Impazzano sui social e sui giornali (nella televisione no, perché è sovranista) commenti e prese di posizioni sulle le affermazioni di Tajani a proposito del fascismo, che prima delle leggi razziali e dell’alleanza con Hitler avrebbe fatto cose buone soprattutto a livello delle infrastrutture e delle bonifiche agricole.

Queste affermazioni stupefacenti in bocca al presidente del parlamento europeo, che costituisce la sintesi anche sul piano simbolico dell’antifascismo europeo, e inoltre espresse in una trasmissione radiofonica vocata al “cazzeggio” inconcludente e qualunquista, non costituiscono, però, una novità: circolano in Italia dal 1945 e condensano il tentativo di “defascistizzare” il fascismo messo in atto da quell’ampia “zona grigia” della società italiana che tra il ’43 e il ’45 era stata alla finestra di fronte alla “guerra civile” tra fascismo e antifascismo.

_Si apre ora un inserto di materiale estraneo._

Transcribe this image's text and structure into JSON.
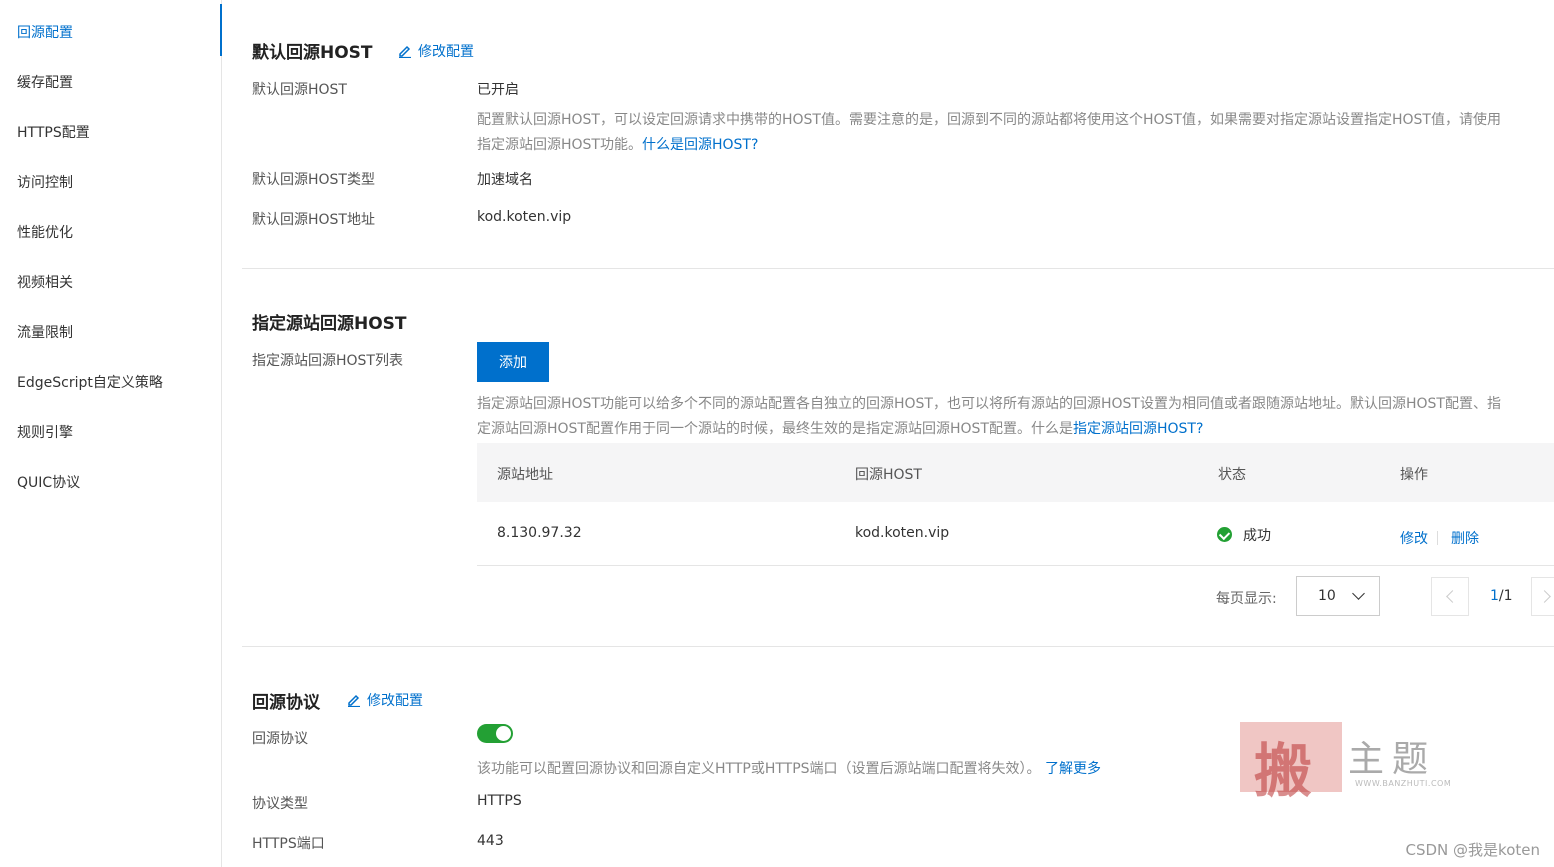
{
  "sidebar": {
    "items": [
      {
        "label": "回源配置",
        "active": true
      },
      {
        "label": "缓存配置"
      },
      {
        "label": "HTTPS配置"
      },
      {
        "label": "访问控制"
      },
      {
        "label": "性能优化"
      },
      {
        "label": "视频相关"
      },
      {
        "label": "流量限制"
      },
      {
        "label": "EdgeScript自定义策略"
      },
      {
        "label": "规则引擎"
      },
      {
        "label": "QUIC协议"
      }
    ]
  },
  "default_host": {
    "title": "默认回源HOST",
    "edit_label": "修改配置",
    "status_label": "默认回源HOST",
    "status_value": "已开启",
    "desc_line1": "配置默认回源HOST，可以设定回源请求中携带的HOST值。需要注意的是，回源到不同的源站都将使用这个HOST值，如果需要对指定源站设置指定HOST值，请使用",
    "desc_line2": "指定源站回源HOST功能。",
    "desc_link": "什么是回源HOST?",
    "type_label": "默认回源HOST类型",
    "type_value": "加速域名",
    "addr_label": "默认回源HOST地址",
    "addr_value": "kod.koten.vip"
  },
  "origin_host": {
    "title": "指定源站回源HOST",
    "list_label": "指定源站回源HOST列表",
    "add_label": "添加",
    "desc_line1": "指定源站回源HOST功能可以给多个不同的源站配置各自独立的回源HOST，也可以将所有源站的回源HOST设置为相同值或者跟随源站地址。默认回源HOST配置、指",
    "desc_line2": "定源站回源HOST配置作用于同一个源站的时候，最终生效的是指定源站回源HOST配置。什么是",
    "desc_link": "指定源站回源HOST?",
    "table": {
      "headers": [
        "源站地址",
        "回源HOST",
        "状态",
        "操作"
      ],
      "rows": [
        {
          "origin": "8.130.97.32",
          "host": "kod.koten.vip",
          "status": "成功",
          "edit": "修改",
          "delete": "删除"
        }
      ]
    },
    "pager": {
      "per_page_label": "每页显示:",
      "per_page_value": "10",
      "current": "1",
      "total": "/1"
    }
  },
  "protocol": {
    "title": "回源协议",
    "edit_label": "修改配置",
    "toggle_label": "回源协议",
    "toggle_on": true,
    "desc": "该功能可以配置回源协议和回源自定义HTTP或HTTPS端口（设置后源站端口配置将失效）。",
    "desc_link": "了解更多",
    "type_label": "协议类型",
    "type_value": "HTTPS",
    "port_label": "HTTPS端口",
    "port_value": "443"
  },
  "watermark": {
    "big": "搬",
    "text": "主题",
    "url": "WWW.BANZHUTI.COM"
  },
  "csdn": "CSDN @我是koten"
}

Non si trattava di attendismo o solo di opportunismo soprattutto negli strati intermedi della società, che erano stati quelli che avevano maggiormente goduto dei vantaggi del regime: si trattava invece di una profonda estraneità alla democrazia e di un sostanziale ostilità nei confronti dell’antifascismo che ne costituiva l’essenza ideale.

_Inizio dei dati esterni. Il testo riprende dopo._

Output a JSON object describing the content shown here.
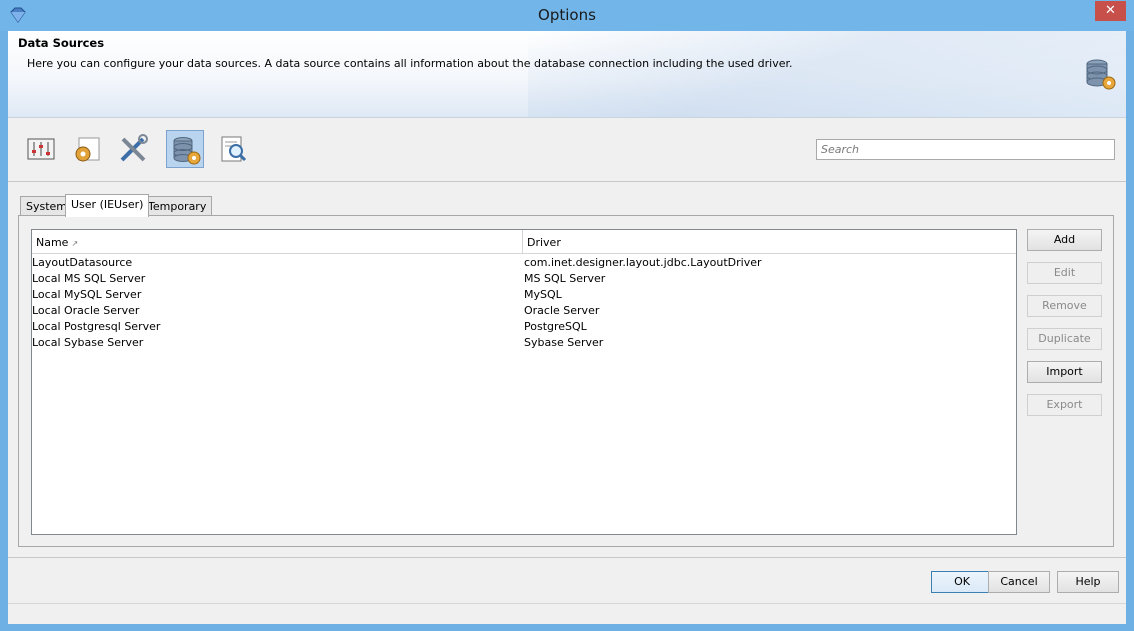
{
  "window": {
    "title": "Options",
    "close_glyph": "✕"
  },
  "header": {
    "title": "Data Sources",
    "description": "Here you can configure your data sources. A data source contains all information about the database connection including the used driver."
  },
  "toolbar": {
    "categories": [
      {
        "icon": "sliders-icon",
        "active": false
      },
      {
        "icon": "gear-folder-icon",
        "active": false
      },
      {
        "icon": "tools-icon",
        "active": false
      },
      {
        "icon": "database-gear-icon",
        "active": true
      },
      {
        "icon": "report-search-icon",
        "active": false
      }
    ],
    "search_placeholder": "Search"
  },
  "tabs": [
    {
      "label": "System",
      "active": false
    },
    {
      "label": "User (IEUser)",
      "active": true
    },
    {
      "label": "Temporary",
      "active": false
    }
  ],
  "table": {
    "columns": {
      "name": "Name",
      "driver": "Driver",
      "sort_indicator": "↗"
    },
    "rows": [
      {
        "name": "LayoutDatasource",
        "driver": "com.inet.designer.layout.jdbc.LayoutDriver"
      },
      {
        "name": "Local MS SQL Server",
        "driver": "MS SQL Server"
      },
      {
        "name": "Local MySQL Server",
        "driver": "MySQL"
      },
      {
        "name": "Local Oracle Server",
        "driver": "Oracle Server"
      },
      {
        "name": "Local Postgresql Server",
        "driver": "PostgreSQL"
      },
      {
        "name": "Local Sybase Server",
        "driver": "Sybase Server"
      }
    ]
  },
  "actions": {
    "add": "Add",
    "edit": "Edit",
    "remove": "Remove",
    "duplicate": "Duplicate",
    "import": "Import",
    "export": "Export"
  },
  "dialog": {
    "ok": "OK",
    "cancel": "Cancel",
    "help": "Help"
  }
}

Si annida qui uno dei drammi che hanno minato la Repubblica mai pienamente superato: una parte non piccola di italiani, se ripudiò il fascismo, che rimase il riferimento simbolico di sparute minoranze neofasciste, non si riconobbe nemmeno nell’antifascismo e nella sua tavola dei valori: operò una semplice secessione dai miti e dalle retoriche del fascismo, travolti dalla sconfitta militare, ma da cui non derivò per molti una adesione convinta alla soluzione democratica e repubblicana della crisi italiana proposta dai partiti antifascisti.

 

L’antiantifascismo

Questo coacervo di forze sociali, politiche e intellettuali se non era più fascista, ma che era anche fieramente avverso alla democrazia di massa e ai suoi partiti, ritenuti un pericolo, possiamo definirlo “antiantifascista”, la cui narrazione del regime e della Resistenza avrebbe accompagnato la storia della repubblica, alimentando la diffusione di una sostanziale benevolenza nei confronti del regime sulla base dell’assunto che Mussolini non era stato un dittatore sanguinario come Hilter e Stalin, e il fascismo era un regime bonario, che aveva fatto “tante cose buone”.

L’antiantifascismo divenne la cultura identitaria e l’autorappresentazione di un parte di quella «zona grigia» che tra il ’43 e il ‘45 non solo, e non tanto, aggirò la scelta netta tra resistenza e fascismo saloino, ma soprattutto rimase profondamente scettica di fronte allo sbocco democratico della guerra e del collasso della dittatura. Questa incertezza sulla democrazia costituì il principale ostacolo all’affermazione degli ideali antifascisti come fondamento del patto costituzionale e al riconoscimento della Resistenza come mito fondatore del nuovo ethos democratico-repubblicano.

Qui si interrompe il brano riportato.